The lawyer put the pad down on the table and squeezed her arm. “I know,” he said. “That’s what every kid wants when their parents get divorced.”
Sarah didn’t know how to answer that. She wiped away her tears again and went back to picking at her nails.
“Maybe we’re going about this the wrong way,” the lawyer said. “Let’s think about your brother. Who do you think he would want to live with?”
Sarah looked at Andy. He was seated on her left, his head resting on the table, his face hidden in his arm. The hearing had been hard for him. He was only six and didn’t understand a lot of what was being said. He’d spent most of the trial sitting in her lap crying. When the judge yelled at mom and dad, he’d hidden his face. At the end of the first day, he’d asked, “Why are mommy and daddy so mad?”
“I don’t know,” she’d said, resting her chin on his forehead.
“Did I do something?” he’d asked.
“No, baby,” she’d said as she hugged him. “You didn’t do anything wrong.”
“So what do you think?” the lawyer asked. “Would your brother have a preference?”
Sarah stroked her brother’s hair. “I don’t know,” she said.
“It’s not like you won’t see the other one,” the lawyer said. “You just need to pick the one you most want to be with. The judge will probably split it up sixty-forty or something.”
Sarah took a deep breath and wiped her eyes again. She sat up straight in her chair and look the lawyer in the eyes. “I think that … I mean …”

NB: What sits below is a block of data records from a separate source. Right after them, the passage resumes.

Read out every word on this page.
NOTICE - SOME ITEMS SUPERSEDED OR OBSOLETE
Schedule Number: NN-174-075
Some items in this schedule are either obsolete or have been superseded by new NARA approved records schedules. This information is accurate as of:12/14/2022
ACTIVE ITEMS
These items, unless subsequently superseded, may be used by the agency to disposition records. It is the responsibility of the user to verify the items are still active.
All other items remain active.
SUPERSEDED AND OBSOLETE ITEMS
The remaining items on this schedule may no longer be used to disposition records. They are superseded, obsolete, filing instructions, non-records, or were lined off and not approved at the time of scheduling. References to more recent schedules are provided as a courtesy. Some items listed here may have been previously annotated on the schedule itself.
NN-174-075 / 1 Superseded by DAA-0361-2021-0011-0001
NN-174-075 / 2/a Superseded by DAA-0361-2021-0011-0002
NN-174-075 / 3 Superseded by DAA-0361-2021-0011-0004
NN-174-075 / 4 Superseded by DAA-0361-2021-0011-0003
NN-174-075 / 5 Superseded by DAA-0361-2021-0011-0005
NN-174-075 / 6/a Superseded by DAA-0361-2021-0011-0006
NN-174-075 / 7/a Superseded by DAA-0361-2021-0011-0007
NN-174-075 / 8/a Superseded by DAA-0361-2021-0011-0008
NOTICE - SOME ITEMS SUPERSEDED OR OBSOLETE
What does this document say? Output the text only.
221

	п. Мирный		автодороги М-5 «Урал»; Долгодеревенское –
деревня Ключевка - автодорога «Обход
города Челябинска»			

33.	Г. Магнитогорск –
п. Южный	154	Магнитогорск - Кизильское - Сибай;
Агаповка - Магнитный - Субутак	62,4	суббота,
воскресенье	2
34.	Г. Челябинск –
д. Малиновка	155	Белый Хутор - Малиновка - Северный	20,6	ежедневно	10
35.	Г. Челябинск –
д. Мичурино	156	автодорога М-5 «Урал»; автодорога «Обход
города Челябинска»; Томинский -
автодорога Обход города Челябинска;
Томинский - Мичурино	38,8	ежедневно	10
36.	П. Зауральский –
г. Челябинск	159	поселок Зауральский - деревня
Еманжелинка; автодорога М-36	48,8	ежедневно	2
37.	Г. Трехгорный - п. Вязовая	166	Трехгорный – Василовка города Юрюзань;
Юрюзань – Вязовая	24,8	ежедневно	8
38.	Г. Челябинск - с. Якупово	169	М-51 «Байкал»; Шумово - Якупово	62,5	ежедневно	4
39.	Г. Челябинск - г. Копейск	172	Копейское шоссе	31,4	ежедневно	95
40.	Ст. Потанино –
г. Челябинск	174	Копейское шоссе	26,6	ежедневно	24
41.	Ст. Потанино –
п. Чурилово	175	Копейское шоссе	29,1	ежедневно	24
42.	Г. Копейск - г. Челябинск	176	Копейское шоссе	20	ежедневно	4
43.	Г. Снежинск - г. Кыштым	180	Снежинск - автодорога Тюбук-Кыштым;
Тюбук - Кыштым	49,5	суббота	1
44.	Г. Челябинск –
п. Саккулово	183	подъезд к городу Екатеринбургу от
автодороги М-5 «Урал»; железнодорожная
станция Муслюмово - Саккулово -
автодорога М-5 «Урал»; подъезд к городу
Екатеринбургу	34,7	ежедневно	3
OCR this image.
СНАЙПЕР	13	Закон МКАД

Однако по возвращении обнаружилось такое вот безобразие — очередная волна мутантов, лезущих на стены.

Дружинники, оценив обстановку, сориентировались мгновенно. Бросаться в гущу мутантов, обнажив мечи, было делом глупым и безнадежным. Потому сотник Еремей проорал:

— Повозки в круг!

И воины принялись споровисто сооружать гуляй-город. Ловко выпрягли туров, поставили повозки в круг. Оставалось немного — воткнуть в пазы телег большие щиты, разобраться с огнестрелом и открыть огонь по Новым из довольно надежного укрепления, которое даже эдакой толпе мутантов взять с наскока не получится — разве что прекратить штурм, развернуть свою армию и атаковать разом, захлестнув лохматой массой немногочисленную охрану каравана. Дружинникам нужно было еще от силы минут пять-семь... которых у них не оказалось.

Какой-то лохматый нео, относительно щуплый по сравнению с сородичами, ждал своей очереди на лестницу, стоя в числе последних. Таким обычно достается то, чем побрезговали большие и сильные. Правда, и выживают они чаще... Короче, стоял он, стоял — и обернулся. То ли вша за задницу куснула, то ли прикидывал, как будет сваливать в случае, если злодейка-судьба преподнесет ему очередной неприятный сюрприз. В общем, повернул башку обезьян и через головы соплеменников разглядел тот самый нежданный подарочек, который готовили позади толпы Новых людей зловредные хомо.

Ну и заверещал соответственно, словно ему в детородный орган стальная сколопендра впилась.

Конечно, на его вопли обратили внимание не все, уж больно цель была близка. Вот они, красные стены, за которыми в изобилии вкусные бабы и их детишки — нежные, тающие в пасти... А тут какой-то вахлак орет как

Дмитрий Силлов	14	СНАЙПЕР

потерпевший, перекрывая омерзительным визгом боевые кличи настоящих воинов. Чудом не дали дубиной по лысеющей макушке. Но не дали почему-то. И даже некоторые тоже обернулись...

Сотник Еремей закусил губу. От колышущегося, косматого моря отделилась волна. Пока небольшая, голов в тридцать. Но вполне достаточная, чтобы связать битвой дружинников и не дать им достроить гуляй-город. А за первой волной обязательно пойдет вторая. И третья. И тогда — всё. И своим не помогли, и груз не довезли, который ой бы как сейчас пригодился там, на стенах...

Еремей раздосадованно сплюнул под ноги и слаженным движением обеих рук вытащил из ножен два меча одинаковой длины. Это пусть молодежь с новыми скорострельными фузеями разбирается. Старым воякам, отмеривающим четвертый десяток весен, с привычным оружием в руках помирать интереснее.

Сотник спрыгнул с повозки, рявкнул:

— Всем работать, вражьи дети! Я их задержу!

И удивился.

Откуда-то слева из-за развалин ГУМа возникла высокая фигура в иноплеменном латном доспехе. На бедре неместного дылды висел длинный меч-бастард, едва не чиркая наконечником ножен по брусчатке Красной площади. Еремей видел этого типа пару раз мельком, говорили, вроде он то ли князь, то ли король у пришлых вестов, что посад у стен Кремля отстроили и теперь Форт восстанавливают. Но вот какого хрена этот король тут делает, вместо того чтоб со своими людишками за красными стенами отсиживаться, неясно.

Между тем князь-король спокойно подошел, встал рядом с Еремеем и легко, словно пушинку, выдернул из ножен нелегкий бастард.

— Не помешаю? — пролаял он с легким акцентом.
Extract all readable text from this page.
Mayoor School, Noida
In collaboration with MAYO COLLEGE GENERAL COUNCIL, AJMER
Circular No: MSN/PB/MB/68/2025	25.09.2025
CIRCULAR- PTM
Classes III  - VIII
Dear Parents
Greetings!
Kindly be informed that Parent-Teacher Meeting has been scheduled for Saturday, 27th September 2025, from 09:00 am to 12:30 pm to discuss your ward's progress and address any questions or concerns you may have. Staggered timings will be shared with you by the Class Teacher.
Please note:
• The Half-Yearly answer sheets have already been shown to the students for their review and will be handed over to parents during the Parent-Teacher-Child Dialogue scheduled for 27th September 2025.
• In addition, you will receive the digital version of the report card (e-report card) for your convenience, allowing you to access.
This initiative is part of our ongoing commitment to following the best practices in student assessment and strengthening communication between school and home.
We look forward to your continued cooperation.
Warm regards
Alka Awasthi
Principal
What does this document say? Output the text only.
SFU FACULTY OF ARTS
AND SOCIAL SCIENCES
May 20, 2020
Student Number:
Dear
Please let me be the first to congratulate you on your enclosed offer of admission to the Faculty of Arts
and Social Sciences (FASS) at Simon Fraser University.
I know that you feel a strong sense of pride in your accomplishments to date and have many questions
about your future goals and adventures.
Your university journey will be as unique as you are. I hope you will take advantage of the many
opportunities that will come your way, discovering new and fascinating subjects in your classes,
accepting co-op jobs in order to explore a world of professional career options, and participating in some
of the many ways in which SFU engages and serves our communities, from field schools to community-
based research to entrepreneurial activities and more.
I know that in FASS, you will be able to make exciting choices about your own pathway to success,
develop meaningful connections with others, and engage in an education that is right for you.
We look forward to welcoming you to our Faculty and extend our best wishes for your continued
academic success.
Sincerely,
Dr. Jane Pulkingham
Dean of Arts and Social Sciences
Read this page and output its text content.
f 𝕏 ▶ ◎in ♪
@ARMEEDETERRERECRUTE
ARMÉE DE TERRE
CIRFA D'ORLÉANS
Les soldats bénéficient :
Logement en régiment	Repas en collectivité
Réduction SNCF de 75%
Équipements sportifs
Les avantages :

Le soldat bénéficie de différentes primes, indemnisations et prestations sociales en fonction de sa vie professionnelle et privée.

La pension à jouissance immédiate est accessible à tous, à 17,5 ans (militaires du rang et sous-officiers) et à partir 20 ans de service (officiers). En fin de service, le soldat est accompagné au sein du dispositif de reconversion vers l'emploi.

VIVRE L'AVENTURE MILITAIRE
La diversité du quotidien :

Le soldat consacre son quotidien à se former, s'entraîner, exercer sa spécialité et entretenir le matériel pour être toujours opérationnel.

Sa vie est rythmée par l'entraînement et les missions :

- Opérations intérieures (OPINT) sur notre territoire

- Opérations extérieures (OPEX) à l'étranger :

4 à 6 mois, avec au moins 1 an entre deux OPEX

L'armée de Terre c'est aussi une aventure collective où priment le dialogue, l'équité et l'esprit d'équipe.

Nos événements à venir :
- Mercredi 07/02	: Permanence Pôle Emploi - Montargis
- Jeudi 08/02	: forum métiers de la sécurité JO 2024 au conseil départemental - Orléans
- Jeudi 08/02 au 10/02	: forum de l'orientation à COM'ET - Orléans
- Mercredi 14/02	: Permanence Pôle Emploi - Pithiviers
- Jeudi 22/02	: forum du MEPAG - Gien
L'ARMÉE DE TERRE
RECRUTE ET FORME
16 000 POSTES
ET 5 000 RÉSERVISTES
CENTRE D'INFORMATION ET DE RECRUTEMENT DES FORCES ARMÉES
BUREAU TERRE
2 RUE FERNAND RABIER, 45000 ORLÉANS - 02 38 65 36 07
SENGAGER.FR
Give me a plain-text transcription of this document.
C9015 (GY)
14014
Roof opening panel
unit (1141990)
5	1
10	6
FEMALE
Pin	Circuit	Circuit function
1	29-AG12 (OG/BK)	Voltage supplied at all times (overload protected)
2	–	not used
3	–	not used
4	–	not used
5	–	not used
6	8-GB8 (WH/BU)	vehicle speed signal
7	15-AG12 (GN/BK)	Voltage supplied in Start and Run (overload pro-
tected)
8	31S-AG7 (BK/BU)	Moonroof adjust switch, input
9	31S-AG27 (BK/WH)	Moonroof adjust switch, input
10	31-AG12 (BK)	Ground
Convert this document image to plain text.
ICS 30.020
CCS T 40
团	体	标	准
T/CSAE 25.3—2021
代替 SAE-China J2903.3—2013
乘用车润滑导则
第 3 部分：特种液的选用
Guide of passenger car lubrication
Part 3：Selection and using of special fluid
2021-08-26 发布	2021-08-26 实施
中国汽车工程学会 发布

“It’s okay. Whatever you decide is going to be okay,” the lawyer said with a comforting tone.
She looked at her brother again and then back at the lawyer. She swallowed and said, “I want you to tell the judge that I’ll be living with both mom and dad. That they’re going to move back in together. I don’t care if they’re married or not.”
The lawyer shook his head in defeat. “You know what? Why not?” He packed his yellow pad into his briefcase.
Sarah put her head down on the table like her brother and watched him breathe. She couldn’t tell if he was really asleep or not.
Standing, the lawyer said, “Anything you want me to tell him if he says no?”
“Tell him it’s both of them or neither of them,” she said. Looking at her nails, she began to pick at the last bit of polish.